L’arrêt cependant réforme la décision des juges du second degré sur un point très important. Pour la Cour d’appel,  l’application de l’article 909  du Code civil à la clause emporte la nullité de l’avenant dans sa totalité. Pour la Cour de cassation,l’arrêt d’appel n’a pas donné de base légale à sa décision en ne se prononçant pas sur la cause ayant déterminé l’assuré à souscrire l’avenant au bénéfice (secondaire) du concubin.

Nous ne traiterons ici que la question de l’application de l’article 909.

Notons d’abord que l’arrêt a été rendu sous l’empire du droit antérieur à la loi du 23 juin 2006. Le texte applicable était alors ainsi rédigé :

Les docteurs en médecine ou en chirurgie, les officiers de santé et les pharmaciens qui auront traité une personne pendant la maladie dont elle meurt, ne pourront profiter des dispositions entre vifs ou testamentaires qu’elle aurait faites en leur faveur pendant le cours de cette maladie.

Naturellement la modification du texte ne remet pas en cause la solution de l’arrêt.

L’application de l’article 909 du Code civil soulève habituellement deux difficultés ne nature différente, celle relative à la dernière maladie, et celle relative à l’identité du gratifié. C’est cette seconde difficulté qui est au cœur de l’arrêt.

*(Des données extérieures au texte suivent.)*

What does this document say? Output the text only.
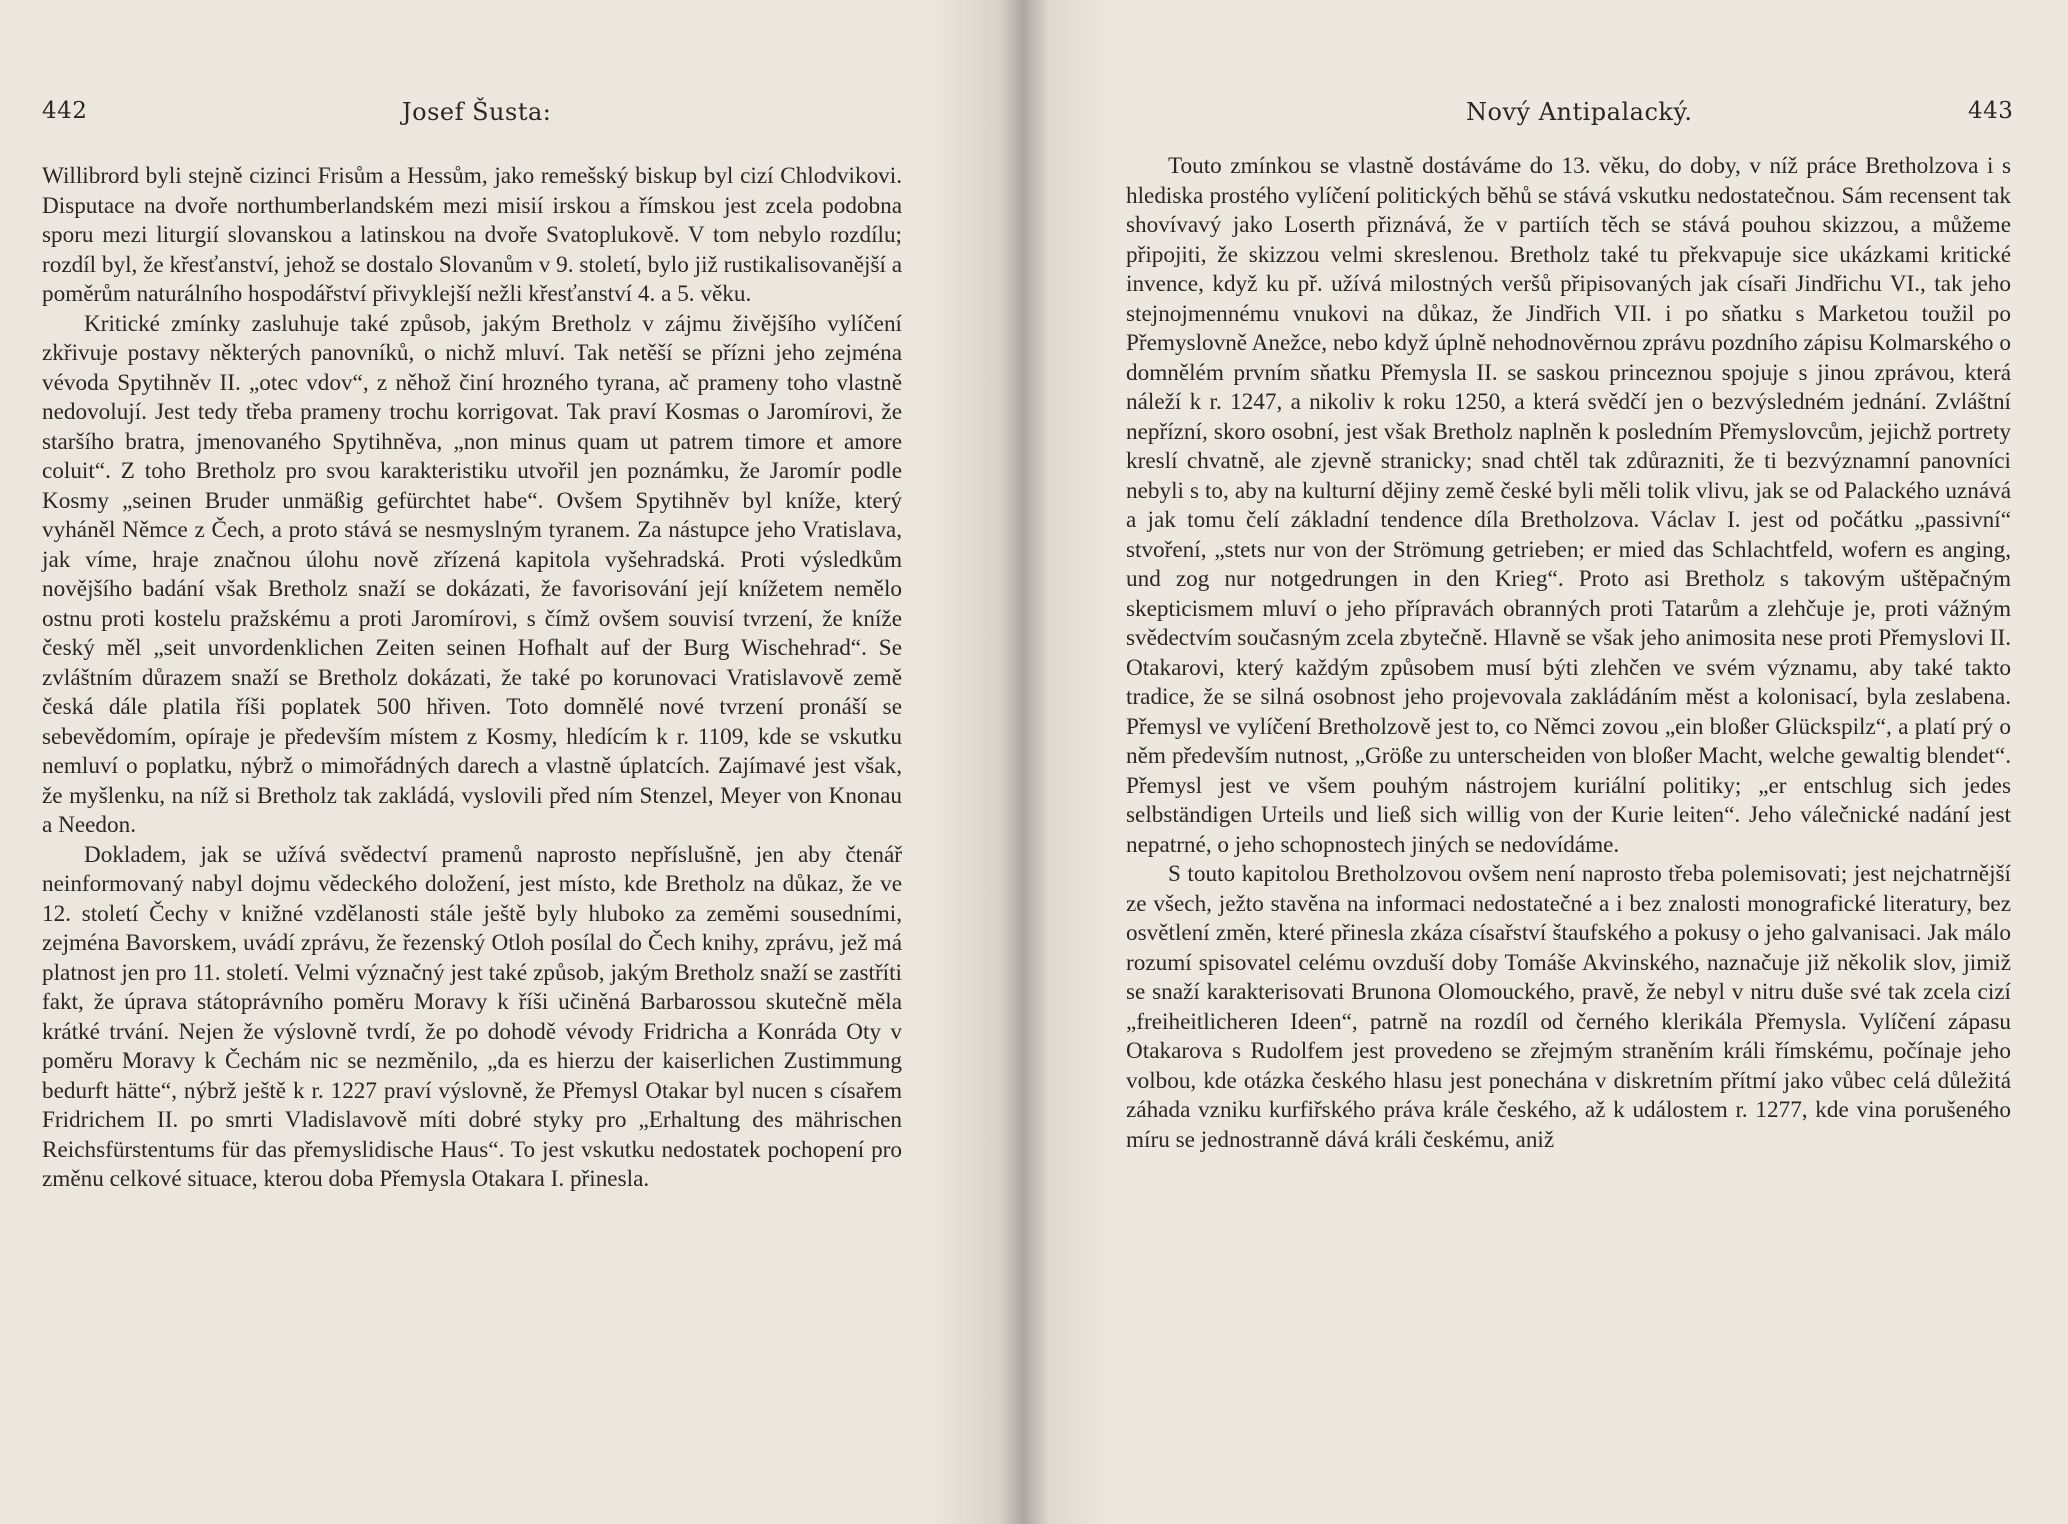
442	Josef Šusta:

Willibrord byli stejně cizinci Frisům a Hessům, jako remešský biskup byl cizí Chlodvikovi. Disputace na dvoře northumberlandském mezi misií irskou a římskou jest zcela podobna sporu mezi liturgií slovanskou a latinskou na dvoře Svatoplukově. V tom nebylo rozdílu; rozdíl byl, že křesťanství, jehož se dostalo Slovanům v 9. století, bylo již rustikalisovanější a poměrům naturálního hospodářství přivyklejší nežli křesťanství 4. a 5. věku.

Kritické zmínky zasluhuje také způsob, jakým Bretholz v zájmu živějšího vylíčení zkřivuje postavy některých panovníků, o nichž mluví. Tak netěší se přízni jeho zejména vévoda Spytihněv II. „otec vdov“, z něhož činí hrozného tyrana, ač prameny toho vlastně nedovolují. Jest tedy třeba prameny trochu korrigovat. Tak praví Kosmas o Jaromírovi, že staršího bratra, jmenovaného Spytihněva, „non minus quam ut patrem timore et amore coluit“. Z toho Bretholz pro svou karakteristiku utvořil jen poznámku, že Jaromír podle Kosmy „seinen Bruder unmäßig gefürchtet habe“. Ovšem Spytihněv byl kníže, který vyháněl Němce z Čech, a proto stává se nesmyslným tyranem. Za nástupce jeho Vratislava, jak víme, hraje značnou úlohu nově zřízená kapitola vyšehradská. Proti výsledkům novějšího badání však Bretholz snaží se dokázati, že favorisování její knížetem nemělo ostnu proti kostelu pražskému a proti Jaromírovi, s čímž ovšem souvisí tvrzení, že kníže český měl „seit unvordenklichen Zeiten seinen Hofhalt auf der Burg Wischehrad“. Se zvláštním důrazem snaží se Bretholz dokázati, že také po korunovaci Vratislavově země česká dále platila říši poplatek 500 hřiven. Toto domnělé nové tvrzení pronáší se sebevědomím, opíraje je především místem z Kosmy, hledícím k r. 1109, kde se vskutku nemluví o poplatku, nýbrž o mimořádných darech a vlastně úplatcích. Zajímavé jest však, že myšlenku, na níž si Bretholz tak zakládá, vyslovili před ním Stenzel, Meyer von Knonau a Needon.

Dokladem, jak se užívá svědectví pramenů naprosto nepříslušně, jen aby čtenář neinformovaný nabyl dojmu vědeckého doložení, jest místo, kde Bretholz na důkaz, že ve 12. století Čechy v knižné vzdělanosti stále ještě byly hluboko za zeměmi sousedními, zejména Bavorskem, uvádí zprávu, že řezenský Otloh posílal do Čech knihy, zprávu, jež má platnost jen pro 11. století. Velmi význačný jest také způsob, jakým Bretholz snaží se zastříti fakt, že úprava státoprávního poměru Moravy k říši učiněná Barbarossou skutečně měla krátké trvání. Nejen že výslovně tvrdí, že po dohodě vévody Fridricha a Konráda Oty v poměru Moravy k Čechám nic se nezměnilo, „da es hierzu der kaiserlichen Zustimmung bedurft hätte“, nýbrž ještě k r. 1227 praví výslovně, že Přemysl Otakar byl nucen s císařem Fridrichem II. po smrti Vladislavově míti dobré styky pro „Erhaltung des mährischen Reichsfürstentums für das přemyslidische Haus“. To jest vskutku nedostatek pochopení pro změnu celkové situace, kterou doba Přemysla Otakara I. přinesla.

Nový Antipalacký.	443

Touto zmínkou se vlastně dostáváme do 13. věku, do doby, v níž práce Bretholzova i s hlediska prostého vylíčení politických běhů se stává vskutku nedostatečnou. Sám recensent tak shovívavý jako Loserth přiznává, že v partiích těch se stává pouhou skizzou, a můžeme připojiti, že skizzou velmi skreslenou. Bretholz také tu překvapuje sice ukázkami kritické invence, když ku př. užívá milostných veršů připisovaných jak císaři Jindřichu VI., tak jeho stejnojmennému vnukovi na důkaz, že Jindřich VII. i po sňatku s Marketou toužil po Přemyslovně Anežce, nebo když úplně nehodnověrnou zprávu pozdního zápisu Kolmarského o domnělém prvním sňatku Přemysla II. se saskou princeznou spojuje s jinou zprávou, která náleží k r. 1247, a nikoliv k roku 1250, a která svědčí jen o bezvýsledném jednání. Zvláštní nepřízní, skoro osobní, jest však Bretholz naplněn k posledním Přemyslovcům, jejichž portrety kreslí chvatně, ale zjevně stranicky; snad chtěl tak zdůrazniti, že ti bezvýznamní panovníci nebyli s to, aby na kulturní dějiny země české byli měli tolik vlivu, jak se od Palackého uznává a jak tomu čelí základní tendence díla Bretholzova. Václav I. jest od počátku „passivní“ stvoření, „stets nur von der Strömung getrieben; er mied das Schlachtfeld, wofern es anging, und zog nur notgedrungen in den Krieg“. Proto asi Bretholz s takovým uštěpačným skepticismem mluví o jeho přípravách obranných proti Tatarům a zlehčuje je, proti vážným svědectvím současným zcela zbytečně. Hlavně se však jeho animosita nese proti Přemyslovi II. Otakarovi, který každým způsobem musí býti zlehčen ve svém významu, aby také takto tradice, že se silná osobnost jeho projevovala zakládáním měst a kolonisací, byla zeslabena. Přemysl ve vylíčení Bretholzově jest to, co Němci zovou „ein bloßer Glückspilz“, a platí prý o něm především nutnost, „Größe zu unterscheiden von bloßer Macht, welche gewaltig blendet“. Přemysl jest ve všem pouhým nástrojem kuriální politiky; „er entschlug sich jedes selbständigen Urteils und ließ sich willig von der Kurie leiten“. Jeho válečnické nadání jest nepatrné, o jeho schopnostech jiných se nedovídáme.

S touto kapitolou Bretholzovou ovšem není naprosto třeba polemisovati; jest nejchatrnější ze všech, ježto stavěna na informaci nedostatečné a i bez znalosti monografické literatury, bez osvětlení změn, které přinesla zkáza císařství štaufského a pokusy o jeho galvanisaci. Jak málo rozumí spisovatel celému ovzduší doby Tomáše Akvinského, naznačuje již několik slov, jimiž se snaží karakterisovati Brunona Olomouckého, pravě, že nebyl v nitru duše své tak zcela cizí „freiheitlicheren Ideen“, patrně na rozdíl od černého klerikála Přemysla. Vylíčení zápasu Otakarova s Rudolfem jest provedeno se zřejmým straněním králi římskému, počínaje jeho volbou, kde otázka českého hlasu jest ponechána v diskretním přítmí jako vůbec celá důležitá záhada vzniku kurfiřského práva krále českého, až k událostem r. 1277, kde vina porušeného míru se jednostranně dává králi českému, aniž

Selon l’auteur du pourvoi, l’interdiction faite aux docteurs en médecine de profiter des dispositions entre vifs ou testamentaires des personnes qu’ils ont soigné pendant la maladie dont elles sont décédées, n’a lieu de s’appliquer qu’aux médecins ayant dispensé un traitement en vue d’assurer la guérison du patient.

Selon la jurisprudence,sont visés par le texte, les docteurs en médecine ayant de façon continue et  régulière apporté des soins établissant l’existence d’un traitement médical.

Traitement qui doit être en rapport avec l’affection qui a emporté le patient (même si le texte ne le précise pas expressément, mais une telle condition résulte de son fondement, celle d’éviter l’emprise d’un médecin soignant le patient d’une maladie que ce dernier sait mortel).

Est-ce le cas pour un psychiatre alors que selon le pourvoi, aucun soin psychothérapeutique n’avait été prescrit dans le cadre de la prise en charge du cancer de la malade ?

La Cour de cassation approuve la Cour d’appel d’avoir considéré que l’article 909 était applicable dès lors que le traitement servait au traitement d’une pathologie secondaire découlant du cancer;

En effet, en l’espèce, le gratifié  « prodiguait, parallèlement au traitement d’oncologie, des soins réguliers et durables afférents à la pathologie secondaire dont elle était affectée en raison même de la première maladie dont elle devait décéder et dont la seconde était la conséquence ».